La pensée visuelle : c’est quoi ?
La pensée visuelle, c’est tout simplement le fait de penser, de réfléchir, de communiquer, de formuler des idées et des solutions à l’aide d’images plutôt que de mots ou de concepts.
Le terme désigne également un vaste ensemble d’outils développés depuis une trentaine d’années dans toutes sortes de domaines (management, éducation, design, innovation…) et qui sont basés sur la visualisation. On peut citer pêle-mêle les sketchnotes, les mind-maps, les populaires bullet journals, la facilitation graphique, les bon vieux schémas et diagrammes, la data visualisation, les storyboards, etc.
A quoi sert la pensée visuelle ? En 2016, pour une revue professionnelle, j’avais demandé à Magalie Le Gall de répondre à cette question à l’aide d’un visuel. Le résultat est la sketchnote que vous voyez ci-dessous. Pour Magalie, représenter ses idées sous une forme graphique permet de penser autrement et de façon moins linéaire. C’est une approche plus adaptée à certaines personnes, qui facilite la mémorisation et qui stimule la créativité. La pensée visuelle favorise également le passage à l’action parce qu’on est tout de suite dans le concret (un storyboard qui représente un nouveau service, c’est déjà un prototype).

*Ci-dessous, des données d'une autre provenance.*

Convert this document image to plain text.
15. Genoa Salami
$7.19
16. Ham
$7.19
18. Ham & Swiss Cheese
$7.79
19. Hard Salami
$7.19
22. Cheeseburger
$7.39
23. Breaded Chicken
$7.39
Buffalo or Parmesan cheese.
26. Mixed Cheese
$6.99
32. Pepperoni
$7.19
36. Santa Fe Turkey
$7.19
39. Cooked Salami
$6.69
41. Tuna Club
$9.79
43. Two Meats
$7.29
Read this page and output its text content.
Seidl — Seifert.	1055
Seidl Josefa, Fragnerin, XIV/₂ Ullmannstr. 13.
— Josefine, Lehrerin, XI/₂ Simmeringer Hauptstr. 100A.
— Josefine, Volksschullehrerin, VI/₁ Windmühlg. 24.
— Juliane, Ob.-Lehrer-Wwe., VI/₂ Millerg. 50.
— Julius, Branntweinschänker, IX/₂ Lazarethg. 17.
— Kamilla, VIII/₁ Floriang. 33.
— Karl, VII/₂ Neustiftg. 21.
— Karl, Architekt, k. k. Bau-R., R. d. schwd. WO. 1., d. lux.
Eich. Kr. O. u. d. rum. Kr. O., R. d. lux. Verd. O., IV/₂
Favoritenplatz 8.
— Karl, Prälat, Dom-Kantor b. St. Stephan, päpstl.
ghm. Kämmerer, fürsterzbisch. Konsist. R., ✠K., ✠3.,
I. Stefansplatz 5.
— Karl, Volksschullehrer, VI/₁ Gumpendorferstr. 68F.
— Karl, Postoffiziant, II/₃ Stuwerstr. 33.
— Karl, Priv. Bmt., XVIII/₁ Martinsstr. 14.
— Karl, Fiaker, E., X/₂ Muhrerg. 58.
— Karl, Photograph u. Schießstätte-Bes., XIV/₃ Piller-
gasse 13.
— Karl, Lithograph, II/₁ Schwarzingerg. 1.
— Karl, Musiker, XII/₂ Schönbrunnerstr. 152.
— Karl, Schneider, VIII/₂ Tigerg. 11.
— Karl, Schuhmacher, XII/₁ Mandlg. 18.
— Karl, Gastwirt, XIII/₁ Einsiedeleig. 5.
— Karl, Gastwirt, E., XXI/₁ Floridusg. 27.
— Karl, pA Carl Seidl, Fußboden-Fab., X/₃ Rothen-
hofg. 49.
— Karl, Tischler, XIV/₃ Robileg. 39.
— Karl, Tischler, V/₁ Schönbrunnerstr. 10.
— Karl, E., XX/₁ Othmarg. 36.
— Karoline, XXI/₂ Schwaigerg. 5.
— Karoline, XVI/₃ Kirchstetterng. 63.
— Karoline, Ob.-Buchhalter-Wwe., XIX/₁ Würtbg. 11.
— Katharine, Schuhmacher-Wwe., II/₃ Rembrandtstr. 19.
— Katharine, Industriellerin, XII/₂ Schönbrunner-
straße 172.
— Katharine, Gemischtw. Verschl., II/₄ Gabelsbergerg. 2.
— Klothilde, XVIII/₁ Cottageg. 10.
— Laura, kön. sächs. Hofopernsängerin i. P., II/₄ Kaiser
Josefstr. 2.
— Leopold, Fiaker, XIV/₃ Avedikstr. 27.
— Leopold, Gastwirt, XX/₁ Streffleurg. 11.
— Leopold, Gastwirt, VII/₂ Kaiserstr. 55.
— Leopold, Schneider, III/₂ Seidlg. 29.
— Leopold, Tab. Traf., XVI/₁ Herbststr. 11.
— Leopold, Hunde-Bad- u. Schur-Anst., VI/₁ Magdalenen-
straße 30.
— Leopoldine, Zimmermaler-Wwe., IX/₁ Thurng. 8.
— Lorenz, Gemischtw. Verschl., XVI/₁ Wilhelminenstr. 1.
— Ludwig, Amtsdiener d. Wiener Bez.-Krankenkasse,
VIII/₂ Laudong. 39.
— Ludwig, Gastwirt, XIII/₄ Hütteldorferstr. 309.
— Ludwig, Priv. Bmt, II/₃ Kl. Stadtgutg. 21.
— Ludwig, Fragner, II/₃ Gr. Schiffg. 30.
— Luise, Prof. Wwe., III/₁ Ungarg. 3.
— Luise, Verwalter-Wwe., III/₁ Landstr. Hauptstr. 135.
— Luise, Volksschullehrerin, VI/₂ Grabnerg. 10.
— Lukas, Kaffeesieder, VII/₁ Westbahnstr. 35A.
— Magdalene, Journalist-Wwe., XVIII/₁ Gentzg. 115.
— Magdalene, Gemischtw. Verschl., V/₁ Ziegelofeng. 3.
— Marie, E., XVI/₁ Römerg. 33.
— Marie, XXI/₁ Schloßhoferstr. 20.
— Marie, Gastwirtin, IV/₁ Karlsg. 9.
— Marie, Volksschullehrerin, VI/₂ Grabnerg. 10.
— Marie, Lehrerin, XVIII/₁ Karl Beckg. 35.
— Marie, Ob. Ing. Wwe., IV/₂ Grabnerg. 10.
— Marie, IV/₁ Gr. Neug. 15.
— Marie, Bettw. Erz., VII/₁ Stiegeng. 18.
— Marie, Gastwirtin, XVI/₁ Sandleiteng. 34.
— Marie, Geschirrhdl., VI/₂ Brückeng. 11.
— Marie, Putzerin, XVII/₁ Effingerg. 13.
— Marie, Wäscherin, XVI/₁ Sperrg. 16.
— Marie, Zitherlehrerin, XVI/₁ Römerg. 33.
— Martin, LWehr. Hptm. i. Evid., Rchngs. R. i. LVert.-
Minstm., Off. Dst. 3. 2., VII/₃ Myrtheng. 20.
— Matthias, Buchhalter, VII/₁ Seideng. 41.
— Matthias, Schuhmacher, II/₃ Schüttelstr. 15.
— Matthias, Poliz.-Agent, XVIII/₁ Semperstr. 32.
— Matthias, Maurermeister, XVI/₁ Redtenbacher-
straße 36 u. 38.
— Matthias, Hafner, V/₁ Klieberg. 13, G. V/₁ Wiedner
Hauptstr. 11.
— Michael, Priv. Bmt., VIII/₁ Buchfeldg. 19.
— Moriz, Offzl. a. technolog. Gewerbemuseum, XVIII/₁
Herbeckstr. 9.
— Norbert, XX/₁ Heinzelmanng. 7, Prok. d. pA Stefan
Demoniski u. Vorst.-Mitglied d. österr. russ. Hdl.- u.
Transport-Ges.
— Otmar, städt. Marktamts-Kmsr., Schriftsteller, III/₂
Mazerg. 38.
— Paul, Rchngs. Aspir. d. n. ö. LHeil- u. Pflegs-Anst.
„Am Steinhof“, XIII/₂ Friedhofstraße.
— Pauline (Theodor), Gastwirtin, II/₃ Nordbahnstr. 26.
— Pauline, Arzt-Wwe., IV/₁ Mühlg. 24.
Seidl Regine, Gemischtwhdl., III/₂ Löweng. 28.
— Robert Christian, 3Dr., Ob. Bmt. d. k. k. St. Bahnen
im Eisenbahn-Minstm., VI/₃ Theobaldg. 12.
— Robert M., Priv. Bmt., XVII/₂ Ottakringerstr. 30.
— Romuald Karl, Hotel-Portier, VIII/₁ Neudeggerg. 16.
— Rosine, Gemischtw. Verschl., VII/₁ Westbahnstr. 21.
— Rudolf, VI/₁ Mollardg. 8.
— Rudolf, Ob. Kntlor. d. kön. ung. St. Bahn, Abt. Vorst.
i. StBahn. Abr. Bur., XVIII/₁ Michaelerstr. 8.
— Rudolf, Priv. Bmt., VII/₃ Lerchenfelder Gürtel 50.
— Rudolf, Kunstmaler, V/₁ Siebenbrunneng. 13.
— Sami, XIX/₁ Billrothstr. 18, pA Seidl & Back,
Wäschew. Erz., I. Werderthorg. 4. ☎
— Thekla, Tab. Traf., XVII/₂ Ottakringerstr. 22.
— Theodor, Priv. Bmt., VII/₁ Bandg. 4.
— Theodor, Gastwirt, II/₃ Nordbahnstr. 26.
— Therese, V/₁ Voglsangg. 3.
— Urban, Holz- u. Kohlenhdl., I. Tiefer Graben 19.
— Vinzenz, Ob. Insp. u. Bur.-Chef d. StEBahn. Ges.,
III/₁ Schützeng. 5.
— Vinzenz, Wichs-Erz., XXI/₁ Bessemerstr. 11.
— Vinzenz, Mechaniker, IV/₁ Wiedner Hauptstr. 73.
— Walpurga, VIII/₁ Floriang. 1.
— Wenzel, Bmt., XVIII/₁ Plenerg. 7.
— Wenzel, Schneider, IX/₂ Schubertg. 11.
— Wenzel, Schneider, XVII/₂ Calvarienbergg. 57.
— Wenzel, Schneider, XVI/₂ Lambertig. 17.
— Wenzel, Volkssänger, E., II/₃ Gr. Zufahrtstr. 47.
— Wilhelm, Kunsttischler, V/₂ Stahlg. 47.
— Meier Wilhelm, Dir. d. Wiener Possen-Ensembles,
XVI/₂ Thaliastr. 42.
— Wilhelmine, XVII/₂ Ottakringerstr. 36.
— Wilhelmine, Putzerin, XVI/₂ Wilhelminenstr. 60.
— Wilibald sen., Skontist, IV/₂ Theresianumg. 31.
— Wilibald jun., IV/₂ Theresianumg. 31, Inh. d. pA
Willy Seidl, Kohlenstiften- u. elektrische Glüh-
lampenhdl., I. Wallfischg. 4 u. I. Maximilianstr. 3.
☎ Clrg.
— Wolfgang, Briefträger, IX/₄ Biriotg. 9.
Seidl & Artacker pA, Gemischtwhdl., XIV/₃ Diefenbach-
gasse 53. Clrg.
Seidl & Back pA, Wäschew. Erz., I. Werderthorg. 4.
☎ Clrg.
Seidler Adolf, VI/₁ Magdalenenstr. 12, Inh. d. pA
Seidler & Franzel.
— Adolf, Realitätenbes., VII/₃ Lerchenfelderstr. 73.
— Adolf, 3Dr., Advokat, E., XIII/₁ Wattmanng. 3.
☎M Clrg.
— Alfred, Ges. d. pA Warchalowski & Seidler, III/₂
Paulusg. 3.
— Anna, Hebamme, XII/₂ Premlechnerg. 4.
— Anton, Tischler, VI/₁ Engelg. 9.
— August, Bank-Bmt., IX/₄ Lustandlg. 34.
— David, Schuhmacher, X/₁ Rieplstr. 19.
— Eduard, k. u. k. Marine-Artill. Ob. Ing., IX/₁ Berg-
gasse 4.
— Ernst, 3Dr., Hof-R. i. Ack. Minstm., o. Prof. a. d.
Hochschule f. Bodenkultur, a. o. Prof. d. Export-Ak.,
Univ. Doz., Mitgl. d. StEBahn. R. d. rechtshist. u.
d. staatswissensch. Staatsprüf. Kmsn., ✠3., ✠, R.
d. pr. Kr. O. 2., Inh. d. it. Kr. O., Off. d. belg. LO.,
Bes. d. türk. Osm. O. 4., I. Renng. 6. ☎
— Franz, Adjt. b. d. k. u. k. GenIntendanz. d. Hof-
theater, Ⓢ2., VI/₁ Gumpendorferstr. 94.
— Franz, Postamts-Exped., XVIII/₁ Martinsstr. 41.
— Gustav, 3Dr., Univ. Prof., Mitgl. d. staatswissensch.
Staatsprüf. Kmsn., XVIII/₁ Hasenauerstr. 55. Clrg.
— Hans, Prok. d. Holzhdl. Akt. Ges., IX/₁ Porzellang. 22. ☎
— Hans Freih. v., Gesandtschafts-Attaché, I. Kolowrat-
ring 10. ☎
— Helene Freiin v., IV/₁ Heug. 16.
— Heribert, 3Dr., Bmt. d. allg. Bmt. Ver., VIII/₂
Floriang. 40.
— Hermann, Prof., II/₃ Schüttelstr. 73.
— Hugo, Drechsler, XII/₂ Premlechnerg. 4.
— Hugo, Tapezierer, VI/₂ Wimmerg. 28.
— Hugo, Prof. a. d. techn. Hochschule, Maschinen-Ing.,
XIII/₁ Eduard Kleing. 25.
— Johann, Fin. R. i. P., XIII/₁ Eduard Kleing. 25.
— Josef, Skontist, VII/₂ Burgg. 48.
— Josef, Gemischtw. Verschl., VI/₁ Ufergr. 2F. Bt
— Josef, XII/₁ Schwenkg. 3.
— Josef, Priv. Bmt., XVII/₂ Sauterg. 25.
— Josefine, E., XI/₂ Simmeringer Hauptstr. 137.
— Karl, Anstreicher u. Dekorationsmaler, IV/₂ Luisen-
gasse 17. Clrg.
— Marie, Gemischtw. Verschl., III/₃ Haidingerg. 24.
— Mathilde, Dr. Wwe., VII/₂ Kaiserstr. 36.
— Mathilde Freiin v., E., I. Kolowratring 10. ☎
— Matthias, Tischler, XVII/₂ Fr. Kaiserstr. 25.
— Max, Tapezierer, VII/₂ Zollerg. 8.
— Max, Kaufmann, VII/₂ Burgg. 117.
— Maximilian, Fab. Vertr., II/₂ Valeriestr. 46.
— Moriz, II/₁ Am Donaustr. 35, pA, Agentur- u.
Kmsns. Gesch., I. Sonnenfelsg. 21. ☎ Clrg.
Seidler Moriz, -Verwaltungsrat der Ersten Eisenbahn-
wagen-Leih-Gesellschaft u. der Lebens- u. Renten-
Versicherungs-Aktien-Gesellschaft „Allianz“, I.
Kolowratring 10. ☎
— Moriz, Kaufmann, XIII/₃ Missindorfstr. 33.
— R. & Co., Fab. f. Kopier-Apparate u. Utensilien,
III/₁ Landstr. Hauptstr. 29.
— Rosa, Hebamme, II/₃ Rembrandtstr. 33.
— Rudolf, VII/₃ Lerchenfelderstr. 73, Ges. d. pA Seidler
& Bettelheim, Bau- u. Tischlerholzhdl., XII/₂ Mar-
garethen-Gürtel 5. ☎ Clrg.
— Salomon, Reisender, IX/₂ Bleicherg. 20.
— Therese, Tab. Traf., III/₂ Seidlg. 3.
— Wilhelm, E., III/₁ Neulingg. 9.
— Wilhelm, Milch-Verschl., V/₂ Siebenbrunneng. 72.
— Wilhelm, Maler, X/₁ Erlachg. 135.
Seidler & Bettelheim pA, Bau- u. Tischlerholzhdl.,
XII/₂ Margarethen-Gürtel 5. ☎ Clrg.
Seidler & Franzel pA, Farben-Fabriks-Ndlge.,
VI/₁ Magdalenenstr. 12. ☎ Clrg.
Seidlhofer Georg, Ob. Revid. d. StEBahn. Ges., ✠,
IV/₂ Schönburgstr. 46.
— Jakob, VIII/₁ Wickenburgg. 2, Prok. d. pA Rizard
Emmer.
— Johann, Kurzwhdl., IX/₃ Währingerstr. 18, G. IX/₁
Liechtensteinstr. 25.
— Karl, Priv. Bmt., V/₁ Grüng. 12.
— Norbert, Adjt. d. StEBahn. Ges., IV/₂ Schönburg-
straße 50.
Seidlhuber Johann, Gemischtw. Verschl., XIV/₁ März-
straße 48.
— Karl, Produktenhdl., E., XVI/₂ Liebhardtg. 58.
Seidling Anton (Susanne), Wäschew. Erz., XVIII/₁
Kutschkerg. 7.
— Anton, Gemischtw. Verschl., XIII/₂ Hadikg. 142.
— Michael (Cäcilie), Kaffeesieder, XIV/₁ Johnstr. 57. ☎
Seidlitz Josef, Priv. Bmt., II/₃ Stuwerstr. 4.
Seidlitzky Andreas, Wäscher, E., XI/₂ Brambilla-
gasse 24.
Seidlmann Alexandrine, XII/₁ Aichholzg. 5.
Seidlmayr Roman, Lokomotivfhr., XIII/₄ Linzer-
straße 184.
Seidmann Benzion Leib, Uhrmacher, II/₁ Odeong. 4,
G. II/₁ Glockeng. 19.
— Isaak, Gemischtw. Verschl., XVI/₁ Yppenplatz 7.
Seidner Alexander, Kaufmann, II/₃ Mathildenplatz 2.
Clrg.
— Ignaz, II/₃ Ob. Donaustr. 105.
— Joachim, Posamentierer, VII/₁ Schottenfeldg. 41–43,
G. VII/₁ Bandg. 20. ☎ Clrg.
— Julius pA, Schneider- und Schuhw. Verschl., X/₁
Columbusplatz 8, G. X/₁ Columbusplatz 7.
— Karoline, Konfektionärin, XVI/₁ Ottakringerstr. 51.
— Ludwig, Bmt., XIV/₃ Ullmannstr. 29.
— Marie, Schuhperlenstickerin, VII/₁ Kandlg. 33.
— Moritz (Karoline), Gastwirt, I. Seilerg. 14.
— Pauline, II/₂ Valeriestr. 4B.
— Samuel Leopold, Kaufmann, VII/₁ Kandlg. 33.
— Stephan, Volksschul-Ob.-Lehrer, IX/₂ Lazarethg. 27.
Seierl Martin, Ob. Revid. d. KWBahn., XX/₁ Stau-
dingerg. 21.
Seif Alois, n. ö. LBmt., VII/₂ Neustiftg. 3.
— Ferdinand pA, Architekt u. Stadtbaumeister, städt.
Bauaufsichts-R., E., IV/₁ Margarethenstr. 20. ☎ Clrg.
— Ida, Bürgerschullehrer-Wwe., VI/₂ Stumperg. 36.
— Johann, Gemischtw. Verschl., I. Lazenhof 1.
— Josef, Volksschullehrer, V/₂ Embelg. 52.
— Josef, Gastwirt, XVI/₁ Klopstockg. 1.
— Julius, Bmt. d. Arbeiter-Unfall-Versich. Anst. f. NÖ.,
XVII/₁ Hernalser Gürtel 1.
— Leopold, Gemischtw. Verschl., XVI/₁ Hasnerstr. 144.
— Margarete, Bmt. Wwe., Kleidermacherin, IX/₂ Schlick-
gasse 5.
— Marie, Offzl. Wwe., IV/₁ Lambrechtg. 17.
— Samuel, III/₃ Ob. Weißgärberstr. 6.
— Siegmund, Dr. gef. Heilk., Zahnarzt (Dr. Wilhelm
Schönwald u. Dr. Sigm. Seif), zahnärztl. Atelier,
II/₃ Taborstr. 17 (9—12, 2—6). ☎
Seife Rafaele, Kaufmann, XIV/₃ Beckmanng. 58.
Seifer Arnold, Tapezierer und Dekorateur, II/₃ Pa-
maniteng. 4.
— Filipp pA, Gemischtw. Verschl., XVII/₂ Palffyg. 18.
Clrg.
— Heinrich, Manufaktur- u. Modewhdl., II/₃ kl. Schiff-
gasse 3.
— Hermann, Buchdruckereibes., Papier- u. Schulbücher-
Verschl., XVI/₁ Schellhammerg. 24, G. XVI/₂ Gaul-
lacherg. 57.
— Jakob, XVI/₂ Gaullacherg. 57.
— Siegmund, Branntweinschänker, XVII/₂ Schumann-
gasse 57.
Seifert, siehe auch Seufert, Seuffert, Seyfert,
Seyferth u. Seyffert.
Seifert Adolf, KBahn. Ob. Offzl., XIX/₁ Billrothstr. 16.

La pensée visuelle selon Magalie Le Gall (source)
Magalie souligne également dans son croquis que la pensée visuelle facilite la communication : elle permet d’informer, de décrire, de convaincre et de mieux se comprendre. Ce dernier point est très bien illustré dans une petite bd que je montre souvent en formation, extraite du livre Le Story mapping de Jeff Patton. Parfois, quand on en reste aux mots, on a l’impression d’être d’accord alors que ce n’est pas le cas (parce qu’on n’a pas la même culture professionnelle, pas le même vocabulaire, pas les mêmes capacités d’abstraction). Représenter les choses sous une forme visuelle permet d’avancer vers davantage de consensus et de compréhension mutuelle. Pour travailler à plusieurs, il est beaucoup plus facile de montrer, de faire des dessins ou de manipuler des post-it que de simplement parler.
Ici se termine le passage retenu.